Media wants to influence the child to do what its bidders want the child to do.  They want to manipulate the child.  

Other children are often quite selfish and can be very cruel.  They deal with their own insecurities by acting out against others who are weaker in any way than they are.  

Teachers ... and of course there are many exceptions ... are so burdened by the number of children they must deal with and the often chaotic condition of the school and classroom that they are overwhelmed.  They go through the motions of teaching, rather than really teach.  

And strangers, except for the occasional good samaritan, have no interest in the child and will act on their own interests and needs.

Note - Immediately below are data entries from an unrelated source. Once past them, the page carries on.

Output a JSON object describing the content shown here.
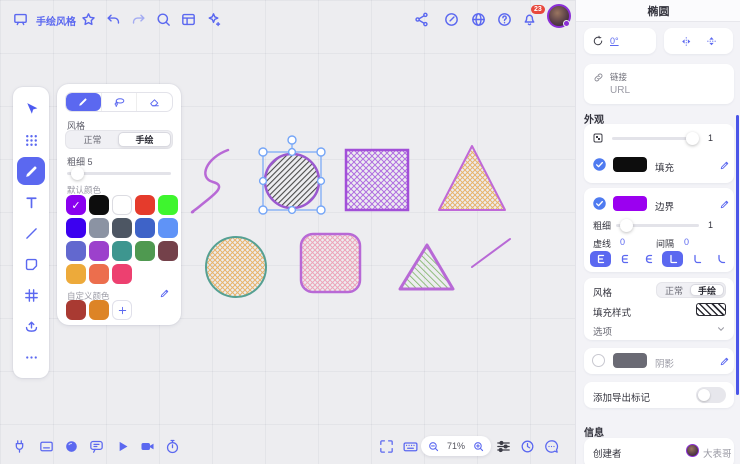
{
  "colors": {
    "accent": "#5b68f0",
    "accent_dark": "#4a55e8",
    "canvas_bg": "#ededf0",
    "panel_bg": "#f3f3f7",
    "badge_red": "#e8473c",
    "selection_blue": "#74a5f7"
  },
  "top_toolbar": {
    "style_label": "手绘风格",
    "icons": [
      "board-icon",
      "star-icon",
      "undo-icon",
      "redo-icon",
      "search-icon",
      "storyboard-icon",
      "magic-icon"
    ]
  },
  "top_right": {
    "notification_count": "23",
    "icons": [
      "share-icon",
      "dashboard-icon",
      "globe-icon",
      "help-icon",
      "bell-icon",
      "avatar"
    ]
  },
  "left_toolbar": {
    "tools": [
      "select",
      "shape-library",
      "pen",
      "text",
      "line",
      "note",
      "frame",
      "upload",
      "more"
    ],
    "active_tool": "pen"
  },
  "pen_panel": {
    "tabs": [
      "pen",
      "lasso",
      "eraser"
    ],
    "active_tab": "pen",
    "style_label": "风格",
    "style_options": [
      "正常",
      "手绘"
    ],
    "style_selected": "手绘",
    "thickness_label": "粗细",
    "thickness_value": "5",
    "default_colors_label": "默认颜色",
    "default_colors": [
      "#8a00ef",
      "#0d0d0d",
      "#ffffff",
      "#e53b2c",
      "#3ef52e",
      "#3c00f0",
      "#8b93a3",
      "#4d5663",
      "#3e63c8",
      "#5f93f7",
      "#6268cf",
      "#9c41cc",
      "#3d968f",
      "#4f9950",
      "#74414a",
      "#edaa3a",
      "#ec6e4d",
      "#ed4070"
    ],
    "selected_color": "#8a00ef",
    "custom_colors_label": "自定义颜色",
    "custom_colors": [
      "#a93a32",
      "#dd8426"
    ]
  },
  "canvas_shapes": [
    {
      "type": "squiggle",
      "stroke": "#b869d6"
    },
    {
      "type": "circle",
      "fill": "dark-hatch",
      "stroke": "#9b59d0",
      "selected": true
    },
    {
      "type": "square",
      "fill": "purple-crosshatch",
      "stroke": "#a24fd8"
    },
    {
      "type": "triangle",
      "fill": "orange-hatch",
      "stroke": "#c069d8"
    },
    {
      "type": "circle",
      "fill": "orange-hatch",
      "stroke": "#55a093"
    },
    {
      "type": "rounded-square",
      "fill": "pink-crosshatch",
      "stroke": "#b869d6"
    },
    {
      "type": "triangle",
      "fill": "green-hatch",
      "stroke": "#b869d6"
    },
    {
      "type": "line",
      "stroke": "#b869d6"
    }
  ],
  "right_panel": {
    "title": "椭圆",
    "rotation_value": "0°",
    "link": {
      "label": "链接",
      "placeholder": "URL"
    },
    "appearance": {
      "section_label": "外观",
      "opacity_value": "1",
      "fill_label": "填充",
      "fill_color": "#0d0d0d",
      "border_label": "边界",
      "border_color": "#9b00f0",
      "thickness_label": "粗细",
      "thickness_value": "1",
      "dash_label": "虚线",
      "dash_value": "0",
      "gap_label": "间隔",
      "gap_value": "0"
    },
    "style_section": {
      "style_label": "风格",
      "style_options": [
        "正常",
        "手绘"
      ],
      "style_selected": "手绘",
      "fill_style_label": "填充样式",
      "options_label": "选项"
    },
    "shadow_label": "阴影",
    "shadow_color": "#6a6a74",
    "export_mark_label": "添加导出标记",
    "info": {
      "section_label": "信息",
      "creator_label": "创建者",
      "creator_name": "大表哥"
    }
  },
  "bottom_toolbar": {
    "left_icons": [
      "plugin-icon",
      "window-icon",
      "sphere-icon",
      "comment-icon",
      "play-icon",
      "record-icon",
      "timer-icon"
    ],
    "right_icons": [
      "fullscreen-icon",
      "keyboard-icon",
      "zoom-out-icon",
      "zoom-in-icon",
      "filters-icon",
      "history-icon",
      "chat-icon"
    ],
    "zoom_value": "71%"
  }
}
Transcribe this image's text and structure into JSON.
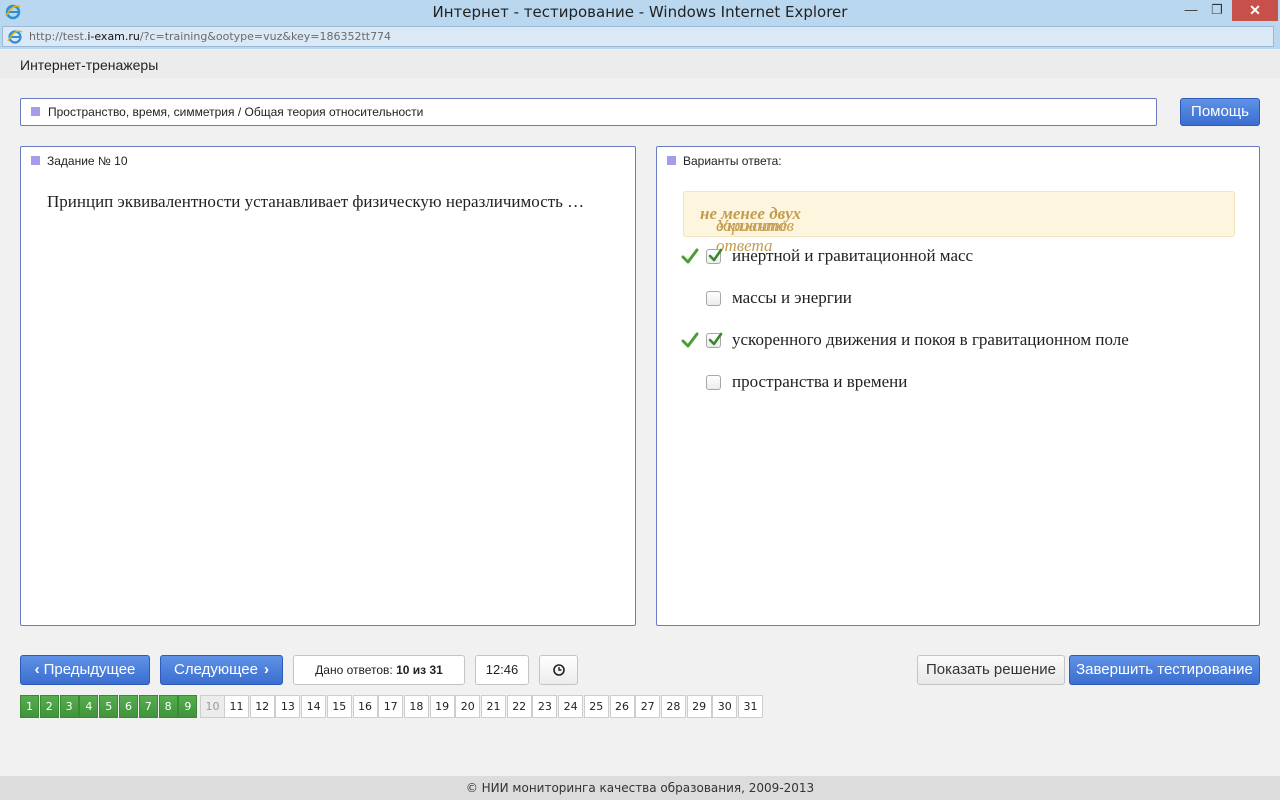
{
  "window": {
    "title": "Интернет - тестирование - Windows Internet Explorer",
    "min_glyph": "—",
    "max_glyph": "❐",
    "close_glyph": "✕"
  },
  "address": {
    "url_prefix": "http://test.",
    "url_domain": "i-exam.ru",
    "url_rest": "/?c=training&ootype=vuz&key=186352tt774"
  },
  "header": {
    "brand": "Интернет-тренажеры"
  },
  "topic": {
    "text": "Пространство, время, симметрия / Общая теория относительности"
  },
  "help_label": "Помощь",
  "question": {
    "heading": "Задание № 10",
    "text": "Принцип эквивалентности устанавливает физическую неразличимость …"
  },
  "answers": {
    "heading": "Варианты ответа:",
    "hint_pre": "Укажите ",
    "hint_bold": "не менее двух",
    "hint_post": " вариантов ответа",
    "options": [
      {
        "text": "инертной и гравитационной масс",
        "checked": true,
        "correct_mark": true
      },
      {
        "text": "массы и энергии",
        "checked": false,
        "correct_mark": false
      },
      {
        "text": "ускоренного движения и покоя в гравитационном поле",
        "checked": true,
        "correct_mark": true
      },
      {
        "text": "пространства и времени",
        "checked": false,
        "correct_mark": false
      }
    ]
  },
  "toolbar": {
    "prev_label": "Предыдущее",
    "next_label": "Следующее",
    "answered_label": "Дано ответов:",
    "answered_value": "10 из 31",
    "timer": "12:46",
    "show_solution_label": "Показать решение",
    "finish_label": "Завершить тестирование"
  },
  "question_nav": {
    "done": [
      "1",
      "2",
      "3",
      "4",
      "5",
      "6",
      "7",
      "8",
      "9"
    ],
    "current": "10",
    "pending": [
      "11",
      "12",
      "13",
      "14",
      "15",
      "16",
      "17",
      "18",
      "19",
      "20",
      "21",
      "22",
      "23",
      "24",
      "25",
      "26",
      "27",
      "28",
      "29",
      "30",
      "31"
    ]
  },
  "colors": {
    "accent_blue": "#3b6ed0",
    "done_green": "#45993f",
    "hint_text": "#c39c4e",
    "panel_border": "#6b7cc2"
  },
  "footer": {
    "text": "© НИИ мониторинга качества образования, 2009-2013"
  }
}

What I’ve described is the antithesis of growing up in a village, at least the communal villages of primitive societies.  Even before the industrial revolution, the village in western cultures, while a self-contained society, was not communal in nature.  The impact of individualism, while so much more pronounced now, was present even in those nostalgic days.  And so the child came into contact with many people who had little or no concern for its wellbeing and development.  And its insecurities were deepened.

In the communal villages of primitive societies, the attitude towards children was very different.  Every child was in many ways everyone’s child, not just the parents’.  Everyone in the village had a concern for a child’s wellbeing and development.  That was the culture.  The strength of people lay in the combined strength of the village, not in their individual attainments.  You of course had individuals who excelled in various areas, but their work was dedicated to the good of the whole, not themselves as individuals.  A child brought up in this atmosphere felt secure and wanted, a part of a larger whole.

It is this absence of community in our society that has resulted in the prevalence of gangs and other antisocial organizations, and more recently of growing ultra-religious groups, that provide the feeling of community that everyone yearns for but at the cost of the larger society’s cohesion.  It is the absence of community that results in a heightened insecurity and an attitude that the only thing that’s important is me, and perhaps my immediate family.  We live in a dog eat dog culture because of the absence of a feeling of shared community and responsibility for each other.

I don’t know how we revive a sense of community in our country.  We are farther from that ideal now then ever, I fear.  And there appears to be precious little interest in turning back from the polarized state we are in.  It does not bode well for the future of our country.